Mount Pleasant inched another step closer toward seizing business properties on the east side of Shem Creek on Friday, although Town Council members insisted to a large crowd of residents that they were doing nothing of the sort.
Led by recently elected council members aligned with the Save Shem Creek group, Town Council voted to have town staff investigate what it would cost to have appraisals performed on a number of business properties that are not for sale, and to have design plans created for a park on the land where those businesses now stand.
At a previous meeting, a majority of council members directed town staff to research the ownership and taxable values of those same properties. Formal appraisals would be seen as the first step in taking the properties through eminent domain, an attorney for the town said.
On Friday, Councilman Joe Bustos originally proposed having formal appraisals conducted and a park designed for those properties — with specific elements, such as a shrimp boat statue, a gift shop and restrooms — but later took a step back and called only for a “purposeful, thorough investigation” of what those things would cost.
“I’m really surprised as many people came here thinking this would be a condemnation action,” Bustos said, before a standing-room-only crowd of more than 100 at Town Hall.
Many in the audience addressed the Town Council before the vote, with most expressing opposition to the idea of the town taking any properties from unwilling owners. The Charleston Trident Association of Realtors also expressed opposition.
“As a resident and a business owner, I’m shocked,” said Gray Taylor, an attorney. “This council does not seem to have any interest in the business community, or frankly, in anything north of Chuck Dawley Boulevard.”
The unspoken target of the recent council action appears to be a controversial office building and parking lot under construction at Coleman Boulevard and Mill Street, which Save Shem Creek is currently trying to halt by suing the town. However, the properties listed for potential appraisal include the Red’s Ice House and Tavern and Table restaurants, the offices of Good Law Group, the former Sette restaurant, which was just sold in September, and part of a vacant lot that owner Jimmy Moore said has been in his family for 30 years.
“I want to applaud this Town Council for taking a look at what can be done there,” said Jimmy Bagwell, chairman of Save Shem Creek and a former councilman.
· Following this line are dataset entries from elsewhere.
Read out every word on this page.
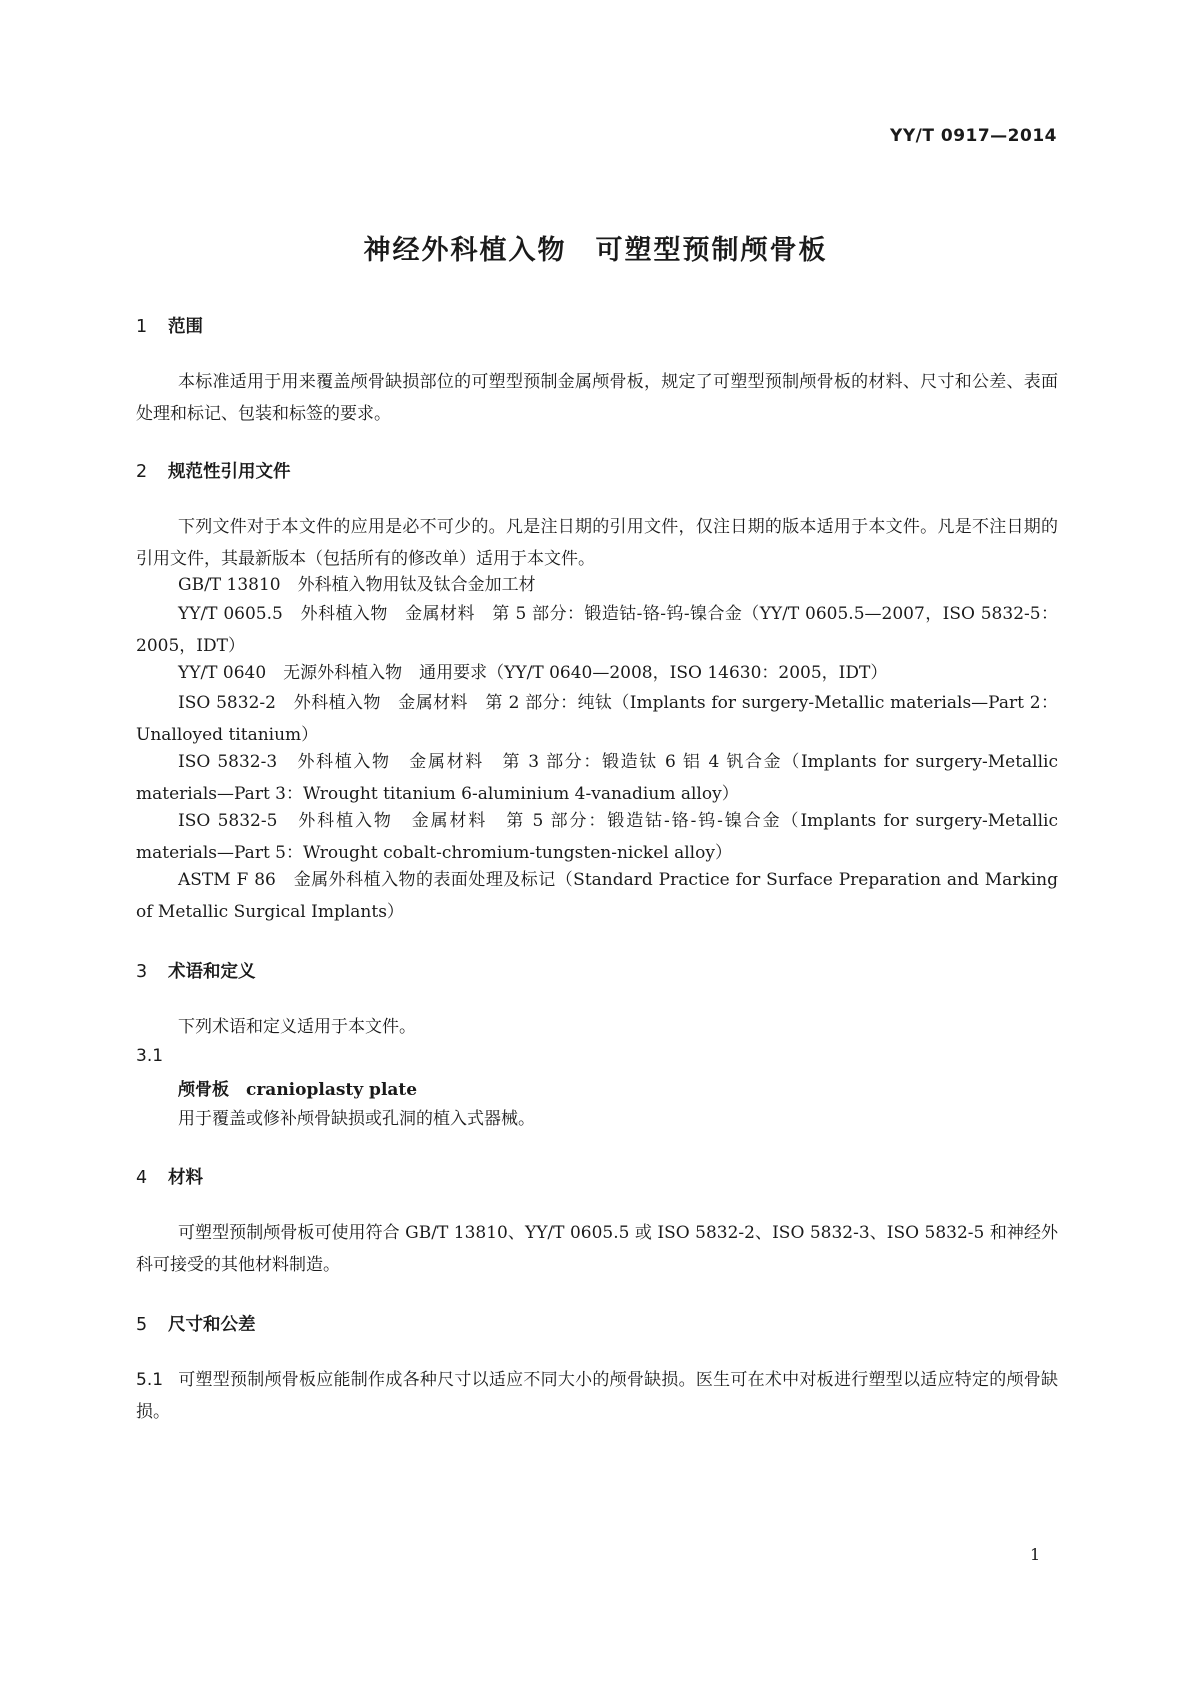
YY/T 0917—2014
神经外科植入物　可塑型预制颅骨板
1 范围
本标准适用于用来覆盖颅骨缺损部位的可塑型预制金属颅骨板，规定了可塑型预制颅骨板的材料、尺寸和公差、表面处理和标记、包装和标签的要求。
2 规范性引用文件
下列文件对于本文件的应用是必不可少的。凡是注日期的引用文件，仅注日期的版本适用于本文件。凡是不注日期的引用文件，其最新版本（包括所有的修改单）适用于本文件。
GB/T 13810　外科植入物用钛及钛合金加工材
YY/T 0605.5　外科植入物　金属材料　第 5 部分：锻造钴-铬-钨-镍合金（YY/T 0605.5—2007，ISO 5832-5：2005，IDT）
YY/T 0640　无源外科植入物　通用要求（YY/T 0640—2008，ISO 14630：2005，IDT）
ISO 5832-2　外科植入物　金属材料　第 2 部分：纯钛（Implants for surgery-Metallic materials—Part 2：Unalloyed titanium）
ISO 5832-3　外科植入物　金属材料　第 3 部分：锻造钛 6 铝 4 钒合金（Implants for surgery-Metallic materials—Part 3：Wrought titanium 6-aluminium 4-vanadium alloy）
ISO 5832-5　外科植入物　金属材料　第 5 部分：锻造钴-铬-钨-镍合金（Implants for surgery-Metallic materials—Part 5：Wrought cobalt-chromium-tungsten-nickel alloy）
ASTM F 86　金属外科植入物的表面处理及标记（Standard Practice for Surface Preparation and Marking of Metallic Surgical Implants）
3 术语和定义
下列术语和定义适用于本文件。
3.1
颅骨板　cranioplasty plate
用于覆盖或修补颅骨缺损或孔洞的植入式器械。
4 材料
可塑型预制颅骨板可使用符合 GB/T 13810、YY/T 0605.5 或 ISO 5832-2、ISO 5832-3、ISO 5832-5 和神经外科可接受的其他材料制造。
5 尺寸和公差
5.1 可塑型预制颅骨板应能制作成各种尺寸以适应不同大小的颅骨缺损。医生可在术中对板进行塑型以适应特定的颅骨缺损。
1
Several of the east Shem Creek business owners attended the meeting and urged the council not to go forward. The properties identified for possible appraisals include three of the four corners of the intersection of Coleman and Mill.
“We are absolutely opposed to our property being on this list and possibly being taken by the town,” said Summer Eudy, a partner in the Good Law Group, with offices in a former bank building at that intersection.
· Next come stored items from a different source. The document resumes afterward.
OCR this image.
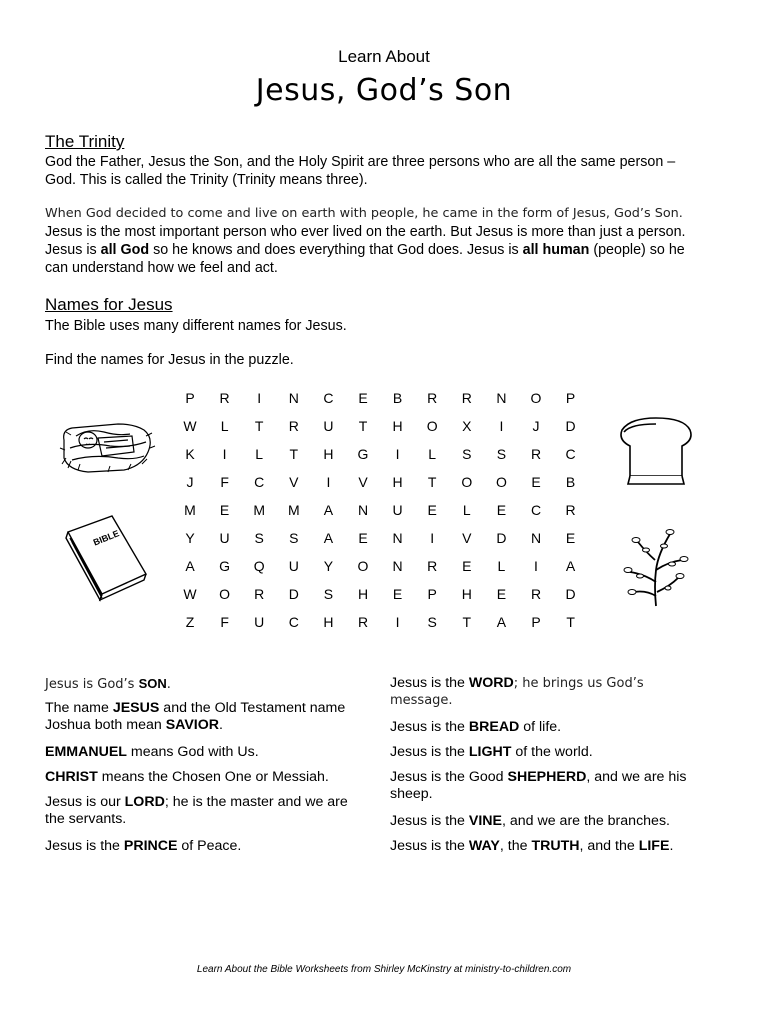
Learn About
Jesus, God’s Son
The Trinity
God the Father, Jesus the Son, and the Holy Spirit are three persons who are all the same person –
God. This is called the Trinity (Trinity means three).
When God decided to come and live on earth with people, he came in the form of Jesus, God’s Son.
Jesus is the most important person who ever lived on the earth. But Jesus is more than just a person.
Jesus is all God so he knows and does everything that God does. Jesus is all human (people) so he
can understand how we feel and act.
Names for Jesus
The Bible uses many different names for Jesus.
Find the names for Jesus in the puzzle.
P	R	I	N	C	E	B	R	R	N	O	P
W	L	T	R	U	T	H	O	X	I	J	D
K	I	L	T	H	G	I	L	S	S	R	C
J	F	C	V	I	V	H	T	O	O	E	B
M	E	M	M	A	N	U	E	L	E	C	R
Y	U	S	S	A	E	N	I	V	D	N	E
A	G	Q	U	Y	O	N	R	E	L	I	A
W	O	R	D	S	H	E	P	H	E	R	D
Z	F	U	C	H	R	I	S	T	A	P	T
BIBLE
Jesus is God’s SON.
The name JESUS and the Old Testament name
Joshua both mean SAVIOR.
EMMANUEL means God with Us.
CHRIST means the Chosen One or Messiah.
Jesus is our LORD; he is the master and we are
the servants.
Jesus is the PRINCE of Peace.
Jesus is the WORD; he brings us God’s
message.
Jesus is the BREAD of life.
Jesus is the LIGHT of the world.
Jesus is the Good SHEPHERD, and we are his
sheep.
Jesus is the VINE, and we are the branches.
Jesus is the WAY, the TRUTH, and the LIFE.
Learn About the Bible Worksheets from Shirley McKinstry at ministry-to-children.com
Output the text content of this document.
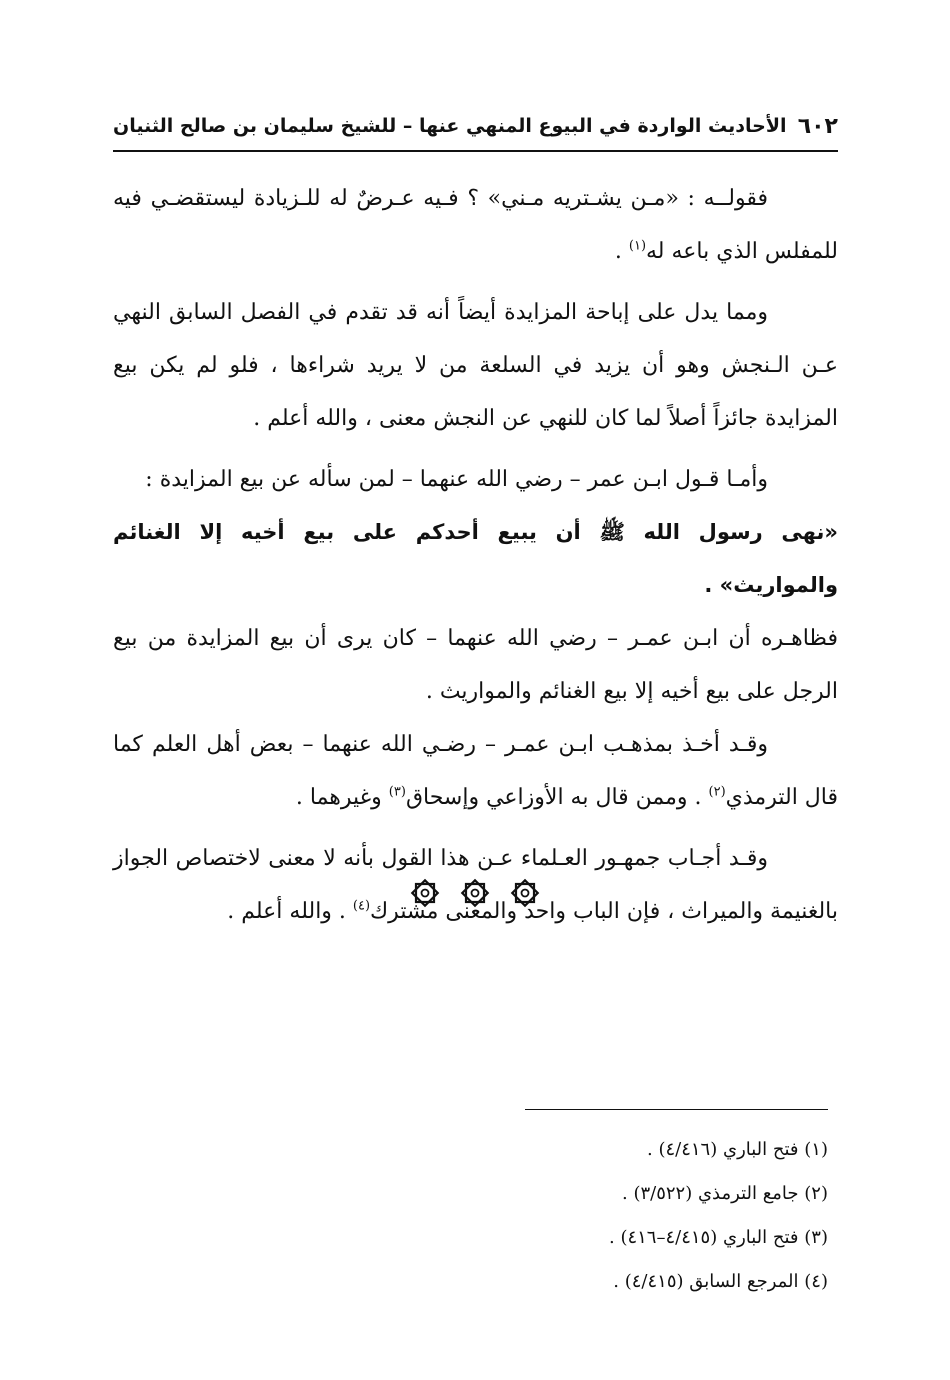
٦٠٢
الأحاديث الواردة في البيوع المنهي عنها – للشيخ سليمان بن صالح الثنيان

فقولــه : «مـن يشـتريه مـني» ؟ فـيه عـرضٌ له للـزيادة ليستقضـي فيه للمفلس الذي باعه له$^{(١)}$ .

ومما يدل على إباحة المزايدة أيضاً أنه قد تقدم في الفصل السابق النهي عـن الـنجش وهو أن يزيد في السلعة من لا يريد شراءها ، فلو لم يكن بيع المزايدة جائزاً أصلاً لما كان للنهي عن النجش معنى ، والله أعلم .

وأمـا قـول ابـن عمر – رضي الله عنهما – لمن سأله عن بيع المزايدة :

«نهى رسول الله ﷺ أن يبيع أحدكم على بيع أخيه إلا الغنائم والمواريث» .

فظاهـره أن ابـن عمـر – رضي الله عنهما – كان يرى أن بيع المزايدة من بيع الرجل على بيع أخيه إلا بيع الغنائم والمواريث .

وقـد أخـذ بمذهـب ابـن عمـر – رضـي الله عنهما – بعض أهل العلم كما قال الترمذي$^{(٢)}$ . وممن قال به الأوزاعي وإسحاق$^{(٣)}$ وغيرهما .

وقـد أجـاب جمهـور العـلماء عـن هذا القول بأنه لا معنى لاختصاص الجواز بالغنيمة والميراث ، فإن الباب واحد والمعنى مشترك$^{(٤)}$ . والله أعلم .

(١) فتح الباري (٤/٤١٦) .
(٢) جامع الترمذي (٣/٥٢٢) .
(٣) فتح الباري (٤/٤١٥–٤١٦) .
(٤) المرجع السابق (٤/٤١٥) .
Bustos, Councilman Will Haynie and others insisted that the Town Council is only trying to gather information so that they can be more informed about the town’s options.
“Nowhere in this motion is ‘eminent domain’,” Haynie said.
He said expanding Shem Creek Park to the east side of the creek could help businesses there. The town spent $10 million on Shem Creek Park, on the west side of the creek, a project that at one point involved the threat of eminent domain to acquire the 1-acre OK Tire property, which the town later agreed to purchase for $6 million.
Councilman Bob Brimmer seemed satisfied with the explanation, saying, “If this motion is just about gathering information, then I’m OK with that.”
Others were not convinced. Mayor Linda Page voted against getting the cost estimates, as did council members Mark Smith and Elton Carrier.
“If any first step of any process is started today, it will not stop,” Carrier warned.
He said the Town Council has been gridlocked since the election and called Friday’s special Town Council meeting “a sad day in the history of Mount Pleasant.”
Councilman Paul Gawrych, who joined Haynie and Councilman Jim Owens in calling for the special meeting, said he wanted to help the four recently elected council members — Haynie, Owens, Bustos and Brimmer — learn the costs involved with their apparent plans. Then, Gawrych suggested, they could say they tried their best and the town could move on to other priorities such as widening S.C. Highway 41.
“They might not like the answers, but I’m going to help them get the answers,” Gawrych said.
“My support (of the motion) is not about eminent domain or any kind of taking.”